The Supreme Court has ruled that international arbitration awards are not immune from challenge in the Indian courts of law. The provisions of Indian Arbitration and Conciliation Act will apply even for the international commercial arbitrations held outside the country, unless the parties, by agreement, exclude all or any of its provisions. The apex court’s ruling came in a verdict which set aside an order of Andhra Pradesh High Court.
The High Court had ruled that the international award cannot be challenged even if it is against public policy and in contravention of statutory provisions.
The apex court passed the verdict on the appeal of an US-based company. Venture Global Engineering, with its head office at Michigan, had entered into a joint venture agreement with Satyam Computer Services to constitute a company named as Satyam Venture Engineering Services.
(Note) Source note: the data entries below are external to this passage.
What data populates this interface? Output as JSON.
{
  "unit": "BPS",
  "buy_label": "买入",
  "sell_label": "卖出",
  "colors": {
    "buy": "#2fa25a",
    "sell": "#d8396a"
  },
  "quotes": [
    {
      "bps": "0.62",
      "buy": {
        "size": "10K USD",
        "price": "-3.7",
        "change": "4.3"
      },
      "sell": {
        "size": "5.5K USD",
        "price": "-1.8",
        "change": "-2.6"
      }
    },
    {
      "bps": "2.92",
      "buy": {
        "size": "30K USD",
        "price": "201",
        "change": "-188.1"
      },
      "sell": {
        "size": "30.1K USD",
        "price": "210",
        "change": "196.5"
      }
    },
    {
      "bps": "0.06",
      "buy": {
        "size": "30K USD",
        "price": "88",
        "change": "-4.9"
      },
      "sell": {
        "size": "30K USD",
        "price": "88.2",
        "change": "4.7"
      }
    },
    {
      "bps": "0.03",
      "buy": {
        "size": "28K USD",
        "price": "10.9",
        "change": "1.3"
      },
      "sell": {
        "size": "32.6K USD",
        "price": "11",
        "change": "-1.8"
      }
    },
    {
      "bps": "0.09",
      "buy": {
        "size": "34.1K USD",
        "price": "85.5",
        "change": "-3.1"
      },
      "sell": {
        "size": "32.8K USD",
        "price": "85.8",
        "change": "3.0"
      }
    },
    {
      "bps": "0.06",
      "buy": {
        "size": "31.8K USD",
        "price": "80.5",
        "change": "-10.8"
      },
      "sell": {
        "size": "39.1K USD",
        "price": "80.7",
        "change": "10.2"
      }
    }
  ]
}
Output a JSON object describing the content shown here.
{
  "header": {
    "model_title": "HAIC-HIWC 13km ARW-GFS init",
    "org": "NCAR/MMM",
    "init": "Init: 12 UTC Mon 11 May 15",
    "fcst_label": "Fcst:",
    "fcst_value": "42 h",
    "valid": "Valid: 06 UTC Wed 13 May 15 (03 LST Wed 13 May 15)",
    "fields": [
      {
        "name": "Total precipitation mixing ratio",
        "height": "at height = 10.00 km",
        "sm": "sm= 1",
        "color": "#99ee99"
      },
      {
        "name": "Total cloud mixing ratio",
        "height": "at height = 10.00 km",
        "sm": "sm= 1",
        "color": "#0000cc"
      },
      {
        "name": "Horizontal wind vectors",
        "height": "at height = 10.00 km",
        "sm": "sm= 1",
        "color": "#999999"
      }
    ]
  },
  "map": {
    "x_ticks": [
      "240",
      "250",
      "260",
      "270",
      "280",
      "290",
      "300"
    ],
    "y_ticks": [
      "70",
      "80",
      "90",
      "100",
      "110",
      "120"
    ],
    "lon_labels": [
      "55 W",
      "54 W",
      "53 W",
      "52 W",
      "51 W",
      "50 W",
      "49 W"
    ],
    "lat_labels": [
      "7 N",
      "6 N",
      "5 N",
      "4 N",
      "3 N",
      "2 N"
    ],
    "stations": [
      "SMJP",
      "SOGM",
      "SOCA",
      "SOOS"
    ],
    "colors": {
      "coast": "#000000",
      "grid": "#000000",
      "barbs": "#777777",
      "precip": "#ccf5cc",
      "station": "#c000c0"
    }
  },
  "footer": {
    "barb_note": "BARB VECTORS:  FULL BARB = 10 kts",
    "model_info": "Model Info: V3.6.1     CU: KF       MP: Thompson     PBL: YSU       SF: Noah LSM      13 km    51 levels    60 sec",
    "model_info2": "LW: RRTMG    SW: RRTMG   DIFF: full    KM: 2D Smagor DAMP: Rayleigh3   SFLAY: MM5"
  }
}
It was agreed that both the parties will have 50% holding in the JV. According to the shareholders agreement between the two partners, disputes have to be resolved amicably and, failing resolution, such disputes are to be referred to arbitration.
In February 2005, disputes arose between the parties. On July 25, 2005, the Secunderabad- based company filed a request for arbitration with the London Court of International Arbitration. On April 3, 2006 , an arbitration award was passed, directing the US company to transfer shares to Satyam.
On April 14, 2006, a petition to recognise and enforce the award was filed before the a court of Michigan in US.
The appellant filed a suit a city court of Secunderabad seeking quashing of the award and permanent injunction on the transfer of shares under the Award.
The trial court rejected the plea of the appellant and the order was challenged in the HC. On February 27, 2007, the HC dismissed it and the company then appealed at the apex court. An SC bench of Justices Tarun Chatterjee and P Sathasivam said: “The provisions of Part I of the Act (Arbitration and Conciliation Act, 1996) would apply to all arbitrations including international commercial arbitrations and to all proceedings relating thereto. We further hold that where such arbitration is held in India, the provisions of Part-I would compulsorily apply and parties are free to deviate to the extent permitted by the provisions of Part-I. It is also clear that even in the case of international commercial arbitrations held out of India provisions of Part-I would apply unless the parties by agreement, express or implied, exclude all or any of its provisions.”